The sobering reality, however, appears to be that the besetting weaknesses of the ancient regime, before 1992, have perversely appeared not only to persist but even to worsen in the five years since the passage of the 2010 Constitution. First, there seems to be broad recognition that Kenya’s levels of official corruption, already at seriously high levels, have markedly increased over the last five years. It seems that the boundaries between vigorous exercise of long-sought liberties enshrined in the Constitution and untrammelled illicit license have been dangerously frayed, particularly in the pursuit of business interests. In the philosophy of liberalism, economic liberties are supposed to prompt and support the pursuit of political liberties undergirded by the rule of law, not ignore and corrode them.

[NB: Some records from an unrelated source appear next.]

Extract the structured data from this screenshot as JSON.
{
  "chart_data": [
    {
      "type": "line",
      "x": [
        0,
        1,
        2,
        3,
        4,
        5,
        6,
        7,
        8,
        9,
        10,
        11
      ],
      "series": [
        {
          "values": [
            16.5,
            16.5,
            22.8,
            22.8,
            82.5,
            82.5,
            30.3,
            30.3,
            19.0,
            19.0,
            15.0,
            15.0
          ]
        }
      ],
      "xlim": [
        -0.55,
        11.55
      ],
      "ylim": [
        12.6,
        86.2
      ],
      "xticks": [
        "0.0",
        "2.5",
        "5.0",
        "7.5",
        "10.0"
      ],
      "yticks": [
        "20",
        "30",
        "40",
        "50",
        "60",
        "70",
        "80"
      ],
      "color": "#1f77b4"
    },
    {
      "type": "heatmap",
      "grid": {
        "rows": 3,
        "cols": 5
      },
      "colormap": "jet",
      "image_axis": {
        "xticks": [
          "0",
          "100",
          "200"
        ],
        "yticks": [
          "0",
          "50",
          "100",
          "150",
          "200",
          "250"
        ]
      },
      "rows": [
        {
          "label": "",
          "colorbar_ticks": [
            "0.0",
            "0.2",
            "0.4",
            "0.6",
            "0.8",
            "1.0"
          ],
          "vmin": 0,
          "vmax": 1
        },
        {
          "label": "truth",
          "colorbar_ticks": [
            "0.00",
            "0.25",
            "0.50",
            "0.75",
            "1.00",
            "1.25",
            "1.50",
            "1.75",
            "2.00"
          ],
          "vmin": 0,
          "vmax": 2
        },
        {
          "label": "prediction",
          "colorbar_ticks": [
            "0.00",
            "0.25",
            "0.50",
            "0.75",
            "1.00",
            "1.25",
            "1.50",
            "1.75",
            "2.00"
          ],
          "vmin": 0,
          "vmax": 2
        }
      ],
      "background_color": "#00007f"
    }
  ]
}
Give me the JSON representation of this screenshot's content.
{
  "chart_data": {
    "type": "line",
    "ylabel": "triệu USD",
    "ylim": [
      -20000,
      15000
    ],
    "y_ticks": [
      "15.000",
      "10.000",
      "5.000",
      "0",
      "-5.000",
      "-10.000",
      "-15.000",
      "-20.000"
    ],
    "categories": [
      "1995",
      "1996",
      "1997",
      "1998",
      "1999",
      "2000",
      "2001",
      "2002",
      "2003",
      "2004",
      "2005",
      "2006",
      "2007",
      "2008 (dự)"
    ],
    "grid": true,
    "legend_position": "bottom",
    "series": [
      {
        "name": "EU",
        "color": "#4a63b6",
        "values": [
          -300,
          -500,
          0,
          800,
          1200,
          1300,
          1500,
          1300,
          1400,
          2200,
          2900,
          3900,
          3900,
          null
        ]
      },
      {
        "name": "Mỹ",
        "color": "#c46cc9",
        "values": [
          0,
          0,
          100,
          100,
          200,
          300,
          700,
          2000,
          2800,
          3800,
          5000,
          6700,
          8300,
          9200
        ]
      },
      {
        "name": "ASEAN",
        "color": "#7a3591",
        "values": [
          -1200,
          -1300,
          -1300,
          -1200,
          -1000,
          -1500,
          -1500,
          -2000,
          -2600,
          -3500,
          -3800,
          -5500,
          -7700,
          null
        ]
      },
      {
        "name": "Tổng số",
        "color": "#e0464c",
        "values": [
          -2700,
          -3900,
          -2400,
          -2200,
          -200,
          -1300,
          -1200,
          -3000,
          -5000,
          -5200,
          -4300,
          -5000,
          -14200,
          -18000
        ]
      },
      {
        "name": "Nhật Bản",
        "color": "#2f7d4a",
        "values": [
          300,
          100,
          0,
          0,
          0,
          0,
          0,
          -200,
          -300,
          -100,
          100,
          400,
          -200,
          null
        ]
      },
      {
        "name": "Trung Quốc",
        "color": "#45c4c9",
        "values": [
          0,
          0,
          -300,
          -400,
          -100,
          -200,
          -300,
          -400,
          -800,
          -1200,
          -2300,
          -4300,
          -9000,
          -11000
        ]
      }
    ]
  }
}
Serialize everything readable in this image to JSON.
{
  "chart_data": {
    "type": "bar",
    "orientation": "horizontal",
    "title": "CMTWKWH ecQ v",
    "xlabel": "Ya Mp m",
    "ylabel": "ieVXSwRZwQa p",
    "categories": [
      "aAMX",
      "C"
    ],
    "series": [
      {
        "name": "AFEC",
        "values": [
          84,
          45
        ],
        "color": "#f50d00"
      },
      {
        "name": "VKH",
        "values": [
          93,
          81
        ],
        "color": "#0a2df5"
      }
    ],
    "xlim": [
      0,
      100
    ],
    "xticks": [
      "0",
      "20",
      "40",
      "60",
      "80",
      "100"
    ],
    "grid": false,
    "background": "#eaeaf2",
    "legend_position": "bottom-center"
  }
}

Second, there appears to be equally widespread recognition that ethnic divides and partisanship have, if anything, deepened in the first five years of Kenya’s constitutional democracy. The less recognised irony is that these divsions have been exacerbated by the very effort to overcome them through the creation of a single market in land on the basis of freehold title. Originating with land consolidation and registration in the final colonial decade, the policy has been continued by each of Kenya’s independence governments, further deepened by patronage politics and impunity in land allocations. As well, anxiety about the outcomes of the International Criminal Court cases of William Ruto and Joshua Sang, which are supposed to strengthen and restore the rule of law, has appeared to have the perverse effect of exacerbating tension-heightening ethnic speech.
Third, the principal target of Kenya’s quest for a democratic state has been curtailing untrammelled, impunity-girded executive power. Among numerous indicators that the impulse to wield such power persists, the Constitution notwithstanding, perhaps the clearest is the struggle over the administration of land between the ministry and the National Land Commission. The latter was vested with wide-ranging authority to establish rational, effective land use and curtail impunity long associated with the former. Much depends on the balance that contestation eventually yields.